Rules of Game Are Changing for Inside Traders

There’s a contingent of investors that maintains that following the moves of corporate insiders--officers, directors and big stockholders--is the road to riches.

When insiders are buying their own companies’ shares, it’s a sign that the company’s stock price is about to rise, some maintain. When they start selling, it might be time to get out. Investors can easily find out what insiders are doing, because the Securities and Exchange Commission requires company executives to notify the federal agency any time they buy or sell shares in the firm they work for. And a number of research firms compile that information and send it out to newspapers and newsletters.

Insiders are right more than half the time, according to Al Hadhazy, senior analyst at the Miami-based Institute for Econometric Research.
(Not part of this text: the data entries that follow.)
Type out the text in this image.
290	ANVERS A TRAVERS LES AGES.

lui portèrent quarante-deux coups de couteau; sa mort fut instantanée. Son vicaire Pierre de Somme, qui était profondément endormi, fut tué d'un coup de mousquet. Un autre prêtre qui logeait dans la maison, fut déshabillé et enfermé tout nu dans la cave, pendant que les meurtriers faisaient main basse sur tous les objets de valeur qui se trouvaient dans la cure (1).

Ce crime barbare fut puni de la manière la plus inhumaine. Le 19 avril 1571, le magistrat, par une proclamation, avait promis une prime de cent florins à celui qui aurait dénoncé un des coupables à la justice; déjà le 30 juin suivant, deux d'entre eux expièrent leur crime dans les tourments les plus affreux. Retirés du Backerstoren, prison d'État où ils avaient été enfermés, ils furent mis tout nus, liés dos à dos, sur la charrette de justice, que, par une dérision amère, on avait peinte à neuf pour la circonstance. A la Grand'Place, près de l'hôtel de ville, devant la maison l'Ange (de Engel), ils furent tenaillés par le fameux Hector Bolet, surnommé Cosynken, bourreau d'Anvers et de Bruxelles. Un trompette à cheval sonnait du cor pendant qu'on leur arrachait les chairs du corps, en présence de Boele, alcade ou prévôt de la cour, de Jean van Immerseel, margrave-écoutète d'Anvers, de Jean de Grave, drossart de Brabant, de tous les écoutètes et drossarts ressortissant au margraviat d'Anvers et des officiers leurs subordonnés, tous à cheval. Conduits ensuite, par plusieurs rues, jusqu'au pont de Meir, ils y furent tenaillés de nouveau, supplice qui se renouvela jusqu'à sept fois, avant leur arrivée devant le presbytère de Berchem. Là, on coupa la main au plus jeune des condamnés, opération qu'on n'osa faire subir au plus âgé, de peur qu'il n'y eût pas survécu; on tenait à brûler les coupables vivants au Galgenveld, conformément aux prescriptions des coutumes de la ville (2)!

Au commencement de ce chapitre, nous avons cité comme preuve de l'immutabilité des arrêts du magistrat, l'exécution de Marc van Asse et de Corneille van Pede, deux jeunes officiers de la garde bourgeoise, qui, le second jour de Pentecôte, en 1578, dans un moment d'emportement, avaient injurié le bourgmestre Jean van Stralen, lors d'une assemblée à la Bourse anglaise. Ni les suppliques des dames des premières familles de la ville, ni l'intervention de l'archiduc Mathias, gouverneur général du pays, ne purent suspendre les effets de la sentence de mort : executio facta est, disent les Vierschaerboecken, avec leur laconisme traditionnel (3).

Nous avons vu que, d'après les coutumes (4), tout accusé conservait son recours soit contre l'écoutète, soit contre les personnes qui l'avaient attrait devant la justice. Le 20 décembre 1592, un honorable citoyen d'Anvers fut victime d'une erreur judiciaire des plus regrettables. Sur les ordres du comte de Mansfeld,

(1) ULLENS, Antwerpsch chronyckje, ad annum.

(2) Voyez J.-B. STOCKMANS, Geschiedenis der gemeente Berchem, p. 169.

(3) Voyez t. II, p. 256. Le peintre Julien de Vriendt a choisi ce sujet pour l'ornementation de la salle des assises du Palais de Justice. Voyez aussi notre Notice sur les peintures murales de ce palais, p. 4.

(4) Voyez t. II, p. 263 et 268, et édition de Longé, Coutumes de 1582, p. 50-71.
And, as stock market indicators go, that’s pretty good.

As it is, industry experts maintain that hundreds of thousands of individuals base at least part of their investing decisions on whether corporate insiders are buying or selling.


However, the Securities and Exchange Commission recently enacted a handful of rule changes on insider trading that could alter the game plan for these investors.

At this stage, no one is sure whether the changes will make the art of investing with insiders more or less lucrative. Some of the new rules seem to help those who watch insiders; some seem to hinder them.

In any case, if you are one of the many investors who like to know whether company executives have enough faith in their firms to invest their own cash, these are important changes to know about.

In brief, the old rules relating to insider trading were relatively simple. If an insider bought and sold shares within a six-month span, any profits had to be given back to the company. (That’s because the SEC once speculated that such short-swing trades were naturally based on non-public information. And trading on non-public information is illegal.)


However, anyone with the title of vice president or above was considered an insider. And in a number of industries, that meant that many people who were not privy to confidential information were subject to these rules.

Additionally, the rules could make the exercise of stock options difficult in some cases. Stock options, which are rights to buy company shares at a set price in the future, are commonly given to top-ranking company officers. When officers exercise, or buy, these shares, they often have large gains that trigger huge income tax bills. But their profits are purely on paper until they resell the shares.

For example, an executive is granted 100 rights to buy company shares at $10 in the future. A year later, the company’s shares are trading for $20 and the executive exercises these rights. He now owns shares worth $2,000, but he paid $1,000. The Internal Revenue Service says the executive must pay tax on the $1,000 paper profit.

Some executives didn’t have enough money to pay the tax on their gain without selling the shares, and they couldn’t sell the shares because that would cause them to run afoul of the SEC’s insider trading rules. A Catch-22.


On the other hand, those who watched insiders considered the exercise of stock options a positive sign. Since these insiders had to hang on to their shares for at least six months, investors figured that executives who had reason to best understand the company’s prospects were optimistic about its future. (The six-month rule was also why insider trading experts maintain that the indicator is best used during a six-month to two-year span.)

But as of May 1, the SEC said insiders need only wait for six months after stock options “vest"--or become available to purchase by insiders--before they can sell. Options often vest long before insiders exercise them, which means many could buy and sell their company-optioned shares almost simultaneously.

And company officers will not have to tell anyone when they exercise these rights. They will have to reveal it only when the options are granted, said William Morley, an associate director in the corporation finance division at the SEC in Washington. That makes it much harder to determine whether insiders are optimistic or pessimistic about the company’s future.

But on a positive note, the changes also narrow the definition of insider, so those who will be reporting insider transactions will be in a better position to know the company’s prospects.


Moreover, insiders will have more impetus to report their purchases and sales because of other provisions in the law. In the past, about 40% of these transactions went unreported, Morely said. But in about a year, companies will have to start advising shareholders about company officers who fail to report purchases and sales of company stock. That is expected to significantly increase “voluntary” compliance with the law.